Almira Edson (January 20, 1803 – December 14, 1886) was an American folk artist, known as the painter of a series of distinctive family registers.

Edson was born in Halifax, Vermont, the daughter of Jesse and Rebecca Edson. Jesse died in 1805, and Rebecca married Captain Edward Adams of nearby Colrain, Massachusetts, where her family moved when Almira was seven. As an adult she painted, in or near Halifax, Vermont, a series of family registers which are unusual in that they also incorporate features of the mourning picture.

Her first work to come to public attention was the register of the Woodard family, painted around 1837 in watercolor and ink, which was discussed by Jean Lipman and Alice Winchester in The Flowering of American Folk Art 1776–1876 in 1974. Some years later another register, dated around 1838 and painted for David and Anna Niles, appeared at auction. Other registers, for Dennis and Lois Stebbins, Oliver and Olive Wilkinson, and James and Jane Clark, are also known. The Clark register is inscribed, "Executed by Almira Edson, Halifax, Vt." All have been ascribed to Edson based on stylistic similarities.

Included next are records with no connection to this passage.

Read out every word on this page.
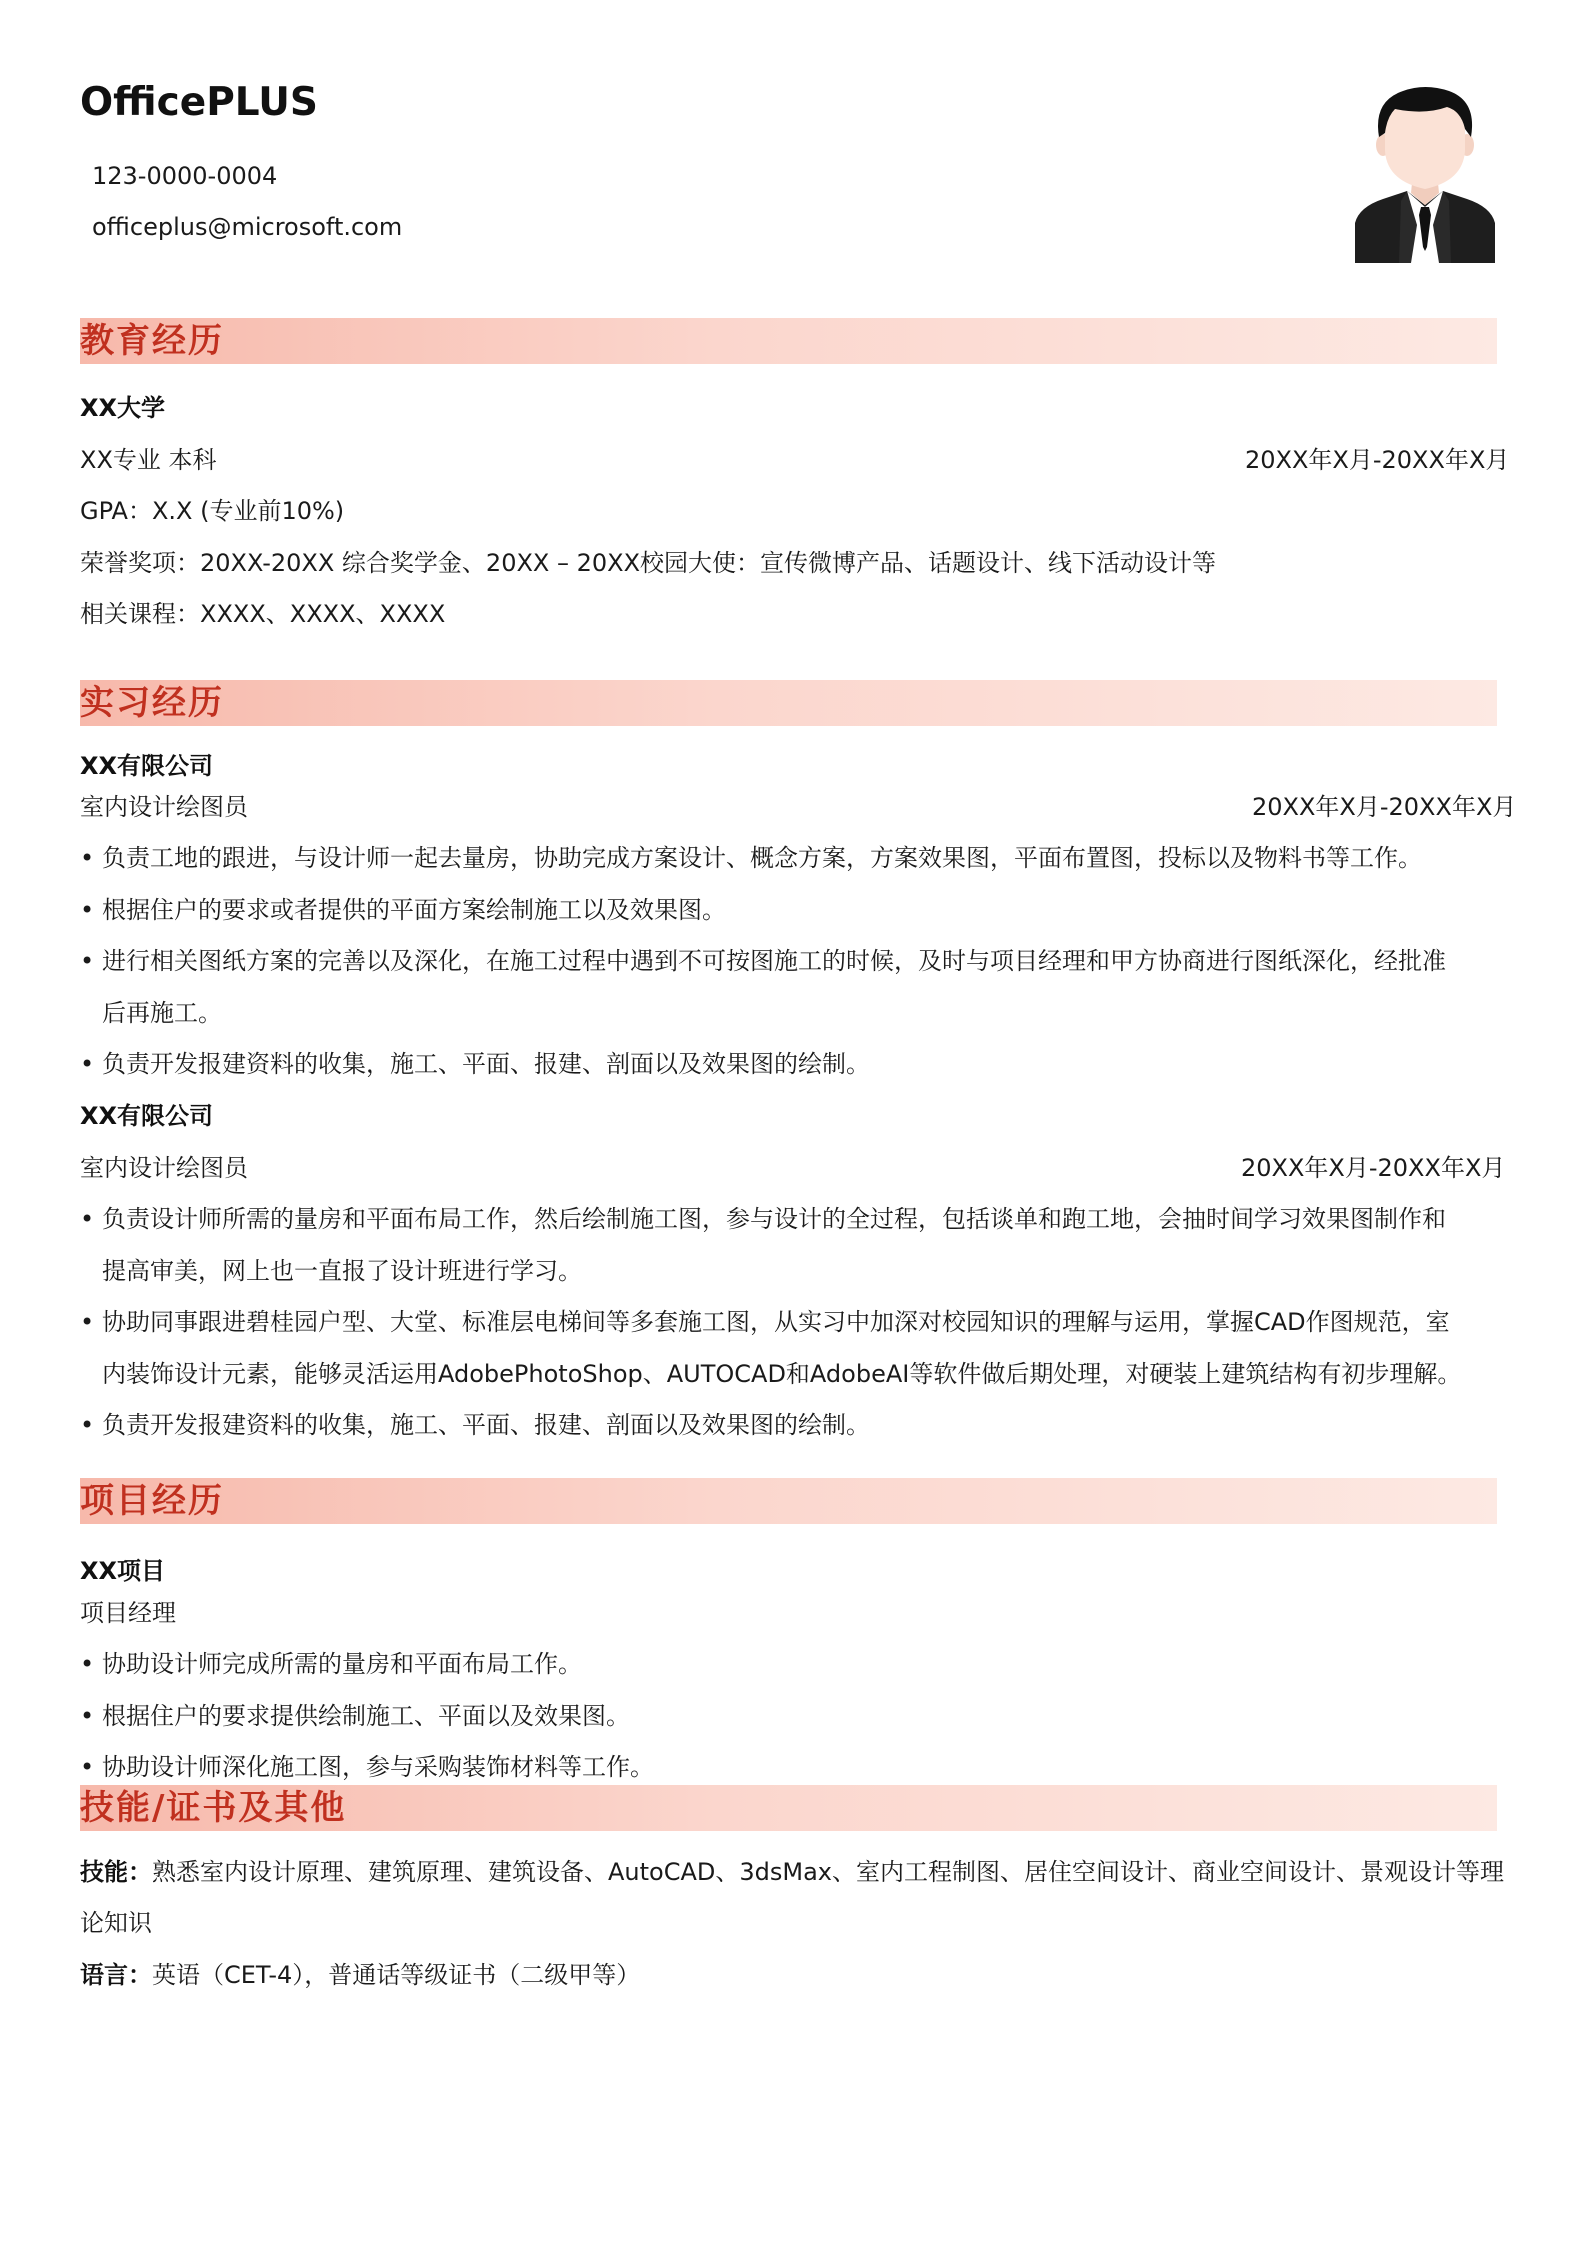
OfficePLUS
123-0000-0004
officeplus@microsoft.com
教育经历
XX大学
XX专业 本科	20XX年X月-20XX年X月
GPA：X.X (专业前10%)
荣誉奖项：20XX-20XX 综合奖学金、20XX – 20XX校园大使：宣传微博产品、话题设计、线下活动设计等
相关课程：XXXX、XXXX、XXXX
实习经历
XX有限公司
室内设计绘图员	20XX年X月-20XX年X月
• 负责工地的跟进，与设计师一起去量房，协助完成方案设计、概念方案，方案效果图，平面布置图，投标以及物料书等工作。
• 根据住户的要求或者提供的平面方案绘制施工以及效果图。
• 进行相关图纸方案的完善以及深化，在施工过程中遇到不可按图施工的时候，及时与项目经理和甲方协商进行图纸深化，经批准
后再施工。
• 负责开发报建资料的收集，施工、平面、报建、剖面以及效果图的绘制。
XX有限公司
室内设计绘图员	20XX年X月-20XX年X月
• 负责设计师所需的量房和平面布局工作，然后绘制施工图，参与设计的全过程，包括谈单和跑工地，会抽时间学习效果图制作和
提高审美，网上也一直报了设计班进行学习。
• 协助同事跟进碧桂园户型、大堂、标准层电梯间等多套施工图，从实习中加深对校园知识的理解与运用，掌握CAD作图规范，室
内装饰设计元素，能够灵活运用AdobePhotoShop、AUTOCAD和AdobeAI等软件做后期处理，对硬装上建筑结构有初步理解。
• 负责开发报建资料的收集，施工、平面、报建、剖面以及效果图的绘制。
项目经历
XX项目
项目经理
• 协助设计师完成所需的量房和平面布局工作。
• 根据住户的要求提供绘制施工、平面以及效果图。
• 协助设计师深化施工图，参与采购装饰材料等工作。
技能/证书及其他
技能：熟悉室内设计原理、建筑原理、建筑设备、AutoCAD、3dsMax、室内工程制图、居住空间设计、商业空间设计、景观设计等理
论知识
语言：英语（CET-4），普通话等级证书（二级甲等）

In 1841, unmarried, Edson joined the religious community in Putney, Vermont founded by John Humphrey Noyes. There she fell in love with another community member, John R. Lyvere. The couple asked Noyes for permission to marry, but he refused; consequently, while he was away the pair eloped to Hinsdale, New Hampshire, where they wed on September 18, 1842. Noyes banished them upon hearing of their disobedience, and they moved to Vernon, Connecticut, where Edson remained until her death. Her last known register, for William C. and Emily Porter Russell, was painted around 1847 in Ellington, Connecticut, near Vernon.
Little else is known of her life, although she was the subject of research by collectors Arthur and Sybil Kern.

Edson's family register for the Clarks is currently owned by the New-York Historical Society. The Stebbins family register is held by Historic Deerfield in its collections. The Niles family register sold at auction in 2018 for $4,305.